St John Ambulance is still very much prevalent and active in Bermuda today. It is one of the island’s oldest charities, providing a volunteer-led ambulance service for public events, a patient transfer service, and first aid training and community services. I think Annie would be delighted to see what a lasting impact she has made on this island nation.

In 1887, the Sunbeam and the Brassey family spent four months in Australian waters, having arrived in Albany, Western Australia, in May of that year. In all of the places that were visited, Annie again promoted the value of the St John Ambulance Association, shone a light on first aid training, and encouraged Centres of the Association to be established, and she drew large crowds.
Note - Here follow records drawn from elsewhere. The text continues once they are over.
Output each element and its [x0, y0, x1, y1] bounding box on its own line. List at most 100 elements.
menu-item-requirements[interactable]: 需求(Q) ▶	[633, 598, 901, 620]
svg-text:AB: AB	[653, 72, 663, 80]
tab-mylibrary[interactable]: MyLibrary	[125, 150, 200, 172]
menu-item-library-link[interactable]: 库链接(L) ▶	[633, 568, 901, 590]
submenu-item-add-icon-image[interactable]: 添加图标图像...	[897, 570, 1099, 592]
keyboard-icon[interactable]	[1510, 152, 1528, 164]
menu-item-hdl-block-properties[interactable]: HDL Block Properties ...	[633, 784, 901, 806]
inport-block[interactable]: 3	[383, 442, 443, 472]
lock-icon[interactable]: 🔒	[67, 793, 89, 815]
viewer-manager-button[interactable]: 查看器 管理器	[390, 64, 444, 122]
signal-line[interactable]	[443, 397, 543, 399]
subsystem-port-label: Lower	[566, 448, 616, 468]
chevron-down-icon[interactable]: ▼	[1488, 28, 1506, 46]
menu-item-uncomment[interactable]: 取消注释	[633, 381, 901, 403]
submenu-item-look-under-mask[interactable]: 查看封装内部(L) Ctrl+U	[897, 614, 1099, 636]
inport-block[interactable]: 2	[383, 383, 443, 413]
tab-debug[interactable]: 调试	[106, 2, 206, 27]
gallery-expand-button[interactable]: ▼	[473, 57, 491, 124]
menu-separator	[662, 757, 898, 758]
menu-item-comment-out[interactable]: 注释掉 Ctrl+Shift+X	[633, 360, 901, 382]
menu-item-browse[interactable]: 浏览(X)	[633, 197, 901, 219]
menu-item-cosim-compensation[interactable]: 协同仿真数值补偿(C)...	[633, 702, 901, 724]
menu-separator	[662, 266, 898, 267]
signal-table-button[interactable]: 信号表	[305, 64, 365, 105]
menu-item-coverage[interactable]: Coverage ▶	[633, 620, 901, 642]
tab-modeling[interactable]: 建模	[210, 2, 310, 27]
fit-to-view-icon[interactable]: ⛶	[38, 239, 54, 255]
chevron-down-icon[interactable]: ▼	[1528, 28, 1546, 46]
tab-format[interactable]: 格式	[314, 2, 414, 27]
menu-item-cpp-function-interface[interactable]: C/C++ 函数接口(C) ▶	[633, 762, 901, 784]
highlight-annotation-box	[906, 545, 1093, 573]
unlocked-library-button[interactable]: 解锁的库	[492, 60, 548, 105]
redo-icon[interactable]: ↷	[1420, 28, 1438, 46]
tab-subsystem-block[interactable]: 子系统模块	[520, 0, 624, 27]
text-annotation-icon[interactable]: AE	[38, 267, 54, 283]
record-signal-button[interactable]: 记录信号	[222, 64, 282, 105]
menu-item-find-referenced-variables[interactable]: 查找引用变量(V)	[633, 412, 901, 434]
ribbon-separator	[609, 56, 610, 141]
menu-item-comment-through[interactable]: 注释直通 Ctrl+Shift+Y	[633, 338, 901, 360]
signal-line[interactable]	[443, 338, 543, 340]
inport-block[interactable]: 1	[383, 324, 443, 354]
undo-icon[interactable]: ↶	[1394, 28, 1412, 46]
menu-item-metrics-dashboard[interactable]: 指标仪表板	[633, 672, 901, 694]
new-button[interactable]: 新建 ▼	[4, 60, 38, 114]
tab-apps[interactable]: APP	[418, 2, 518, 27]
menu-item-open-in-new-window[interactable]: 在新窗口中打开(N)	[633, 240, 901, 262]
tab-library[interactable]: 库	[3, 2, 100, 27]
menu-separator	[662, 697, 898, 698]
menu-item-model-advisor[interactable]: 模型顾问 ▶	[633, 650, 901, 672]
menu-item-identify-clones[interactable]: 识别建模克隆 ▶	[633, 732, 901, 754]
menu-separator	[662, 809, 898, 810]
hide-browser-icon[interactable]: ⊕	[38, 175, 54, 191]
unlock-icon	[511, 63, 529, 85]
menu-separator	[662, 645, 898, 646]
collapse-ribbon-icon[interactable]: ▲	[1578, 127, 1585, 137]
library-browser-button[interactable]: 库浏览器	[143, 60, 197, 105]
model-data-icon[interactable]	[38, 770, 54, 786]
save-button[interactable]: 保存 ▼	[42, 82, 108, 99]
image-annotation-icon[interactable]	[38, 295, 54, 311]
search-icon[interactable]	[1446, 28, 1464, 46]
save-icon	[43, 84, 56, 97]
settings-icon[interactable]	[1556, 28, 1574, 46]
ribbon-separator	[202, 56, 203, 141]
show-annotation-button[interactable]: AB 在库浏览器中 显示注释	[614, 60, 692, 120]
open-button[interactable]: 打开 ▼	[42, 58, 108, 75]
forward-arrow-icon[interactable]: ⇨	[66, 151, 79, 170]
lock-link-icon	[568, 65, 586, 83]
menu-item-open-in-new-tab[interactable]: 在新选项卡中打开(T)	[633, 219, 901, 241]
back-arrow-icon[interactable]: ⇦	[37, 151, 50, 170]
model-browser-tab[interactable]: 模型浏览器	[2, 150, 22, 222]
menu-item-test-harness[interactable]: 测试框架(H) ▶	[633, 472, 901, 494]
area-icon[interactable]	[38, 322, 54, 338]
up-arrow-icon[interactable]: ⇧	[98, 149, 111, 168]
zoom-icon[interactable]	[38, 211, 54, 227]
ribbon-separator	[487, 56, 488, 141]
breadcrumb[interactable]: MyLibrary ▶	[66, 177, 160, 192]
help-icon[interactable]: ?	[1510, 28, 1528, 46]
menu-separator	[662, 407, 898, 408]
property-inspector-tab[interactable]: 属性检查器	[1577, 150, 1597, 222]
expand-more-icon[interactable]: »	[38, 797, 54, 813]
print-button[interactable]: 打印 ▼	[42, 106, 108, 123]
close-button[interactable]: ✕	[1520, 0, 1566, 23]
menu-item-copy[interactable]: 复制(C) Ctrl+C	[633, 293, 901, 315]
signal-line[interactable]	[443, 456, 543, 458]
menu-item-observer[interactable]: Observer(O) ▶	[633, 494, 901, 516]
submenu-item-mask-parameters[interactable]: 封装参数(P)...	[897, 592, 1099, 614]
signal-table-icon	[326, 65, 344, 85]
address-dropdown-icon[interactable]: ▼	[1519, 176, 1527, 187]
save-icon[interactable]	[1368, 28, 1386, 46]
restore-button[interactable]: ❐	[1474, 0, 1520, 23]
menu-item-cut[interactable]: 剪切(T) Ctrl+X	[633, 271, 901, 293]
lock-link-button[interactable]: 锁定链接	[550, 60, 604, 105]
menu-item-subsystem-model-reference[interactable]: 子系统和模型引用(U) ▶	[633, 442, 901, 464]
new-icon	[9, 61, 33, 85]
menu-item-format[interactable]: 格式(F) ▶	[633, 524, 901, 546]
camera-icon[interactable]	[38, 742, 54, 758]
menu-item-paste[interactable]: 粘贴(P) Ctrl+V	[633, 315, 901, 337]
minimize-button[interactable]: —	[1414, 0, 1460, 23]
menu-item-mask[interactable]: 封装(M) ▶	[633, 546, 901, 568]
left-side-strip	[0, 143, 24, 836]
In Sydney, the Association had organised first aid courses as early as 1881, but it did not have an Association Centre. In July 1887, Annie called a public meeting in the town hall where, as you might have guessed, she promoted the work of the Association and encouraged a Centre to be opened. The Governor, Premier, Lord Mayor, and Chief Justice were all in attendance and voted to form a Centre, but when the Sunbeam left for Brisbane a few days later, it had not yet materialised. It was not for another 9 years that the Sydney Centre was established, after Annie passed away.

In Victoria, Annie created the ‘Lady Brassey Ambulance Corps’ at Williamstown, where the Sunbeam was moored for three weeks. The Corps recruited certificated pupils from the St John Ambulance Association classes, and was funded by Annie herself. The Corps was the only women’s first aid Corps in the area (there was already in existence two ambulance corps in the area unrelated to St John: one for men, and one just for railway employees). Lady Brassey’s Corps met weekly at sewing meetings (which doesn’t sound very first-aid’y). Later, when the Williamstown hospital was being built, the Corps undertook significant fundraising for the building works.
In Sydney and Brisbane, Annie’s enthusiasm and encouragement was the impetus for Association Centres to be established in these areas, and in Melbourne and Adelaide, she helped to develop their existing Centres by evangelising their work to the public. Like Bermuda, St John Ambulance is still thriving in Australia.
I think we can all agree that Annie sounds like a real go-getter; incredibly passionate about bringing first aid to everyone, and probably not taking no for an answer too often. Most people, it seems, really liked her, and valued her passion, but Annie did rub some people up the wrong way. Lady Loch, wife of the Governor of Australia in the late 1880s said that, of Annie,
‘I never saw anyone give themselves such airs as Lady B. & they certainly will not be loved in Australia – & I think they stir up my bile (especially Lady B.) more than anyone I have ever met in my life – there are 12 of their party daily here & they ask so many reporters & all sorts of hangers on to the House that our servants are really worked off their legs running after them.’
In the Order of St John’s annual report for 1888, Annie’s death was described as a ‘most serious loss’. In all of Annie’s voyages in the Sunbeam, she devoted all her practical attention on disseminating the knowledge of first aid. Lady Loch might have thought that Annie was ‘publicity-mad’, but really, after all we’ve heard, I don’t think that’s by any means a bad thing.
By garnering the attention of journalists and reporters, she ensured regular attendees to St John Ambulance Association first aid classes and helped people around the world to learn first aid and life-saving skills. She was quite a woman.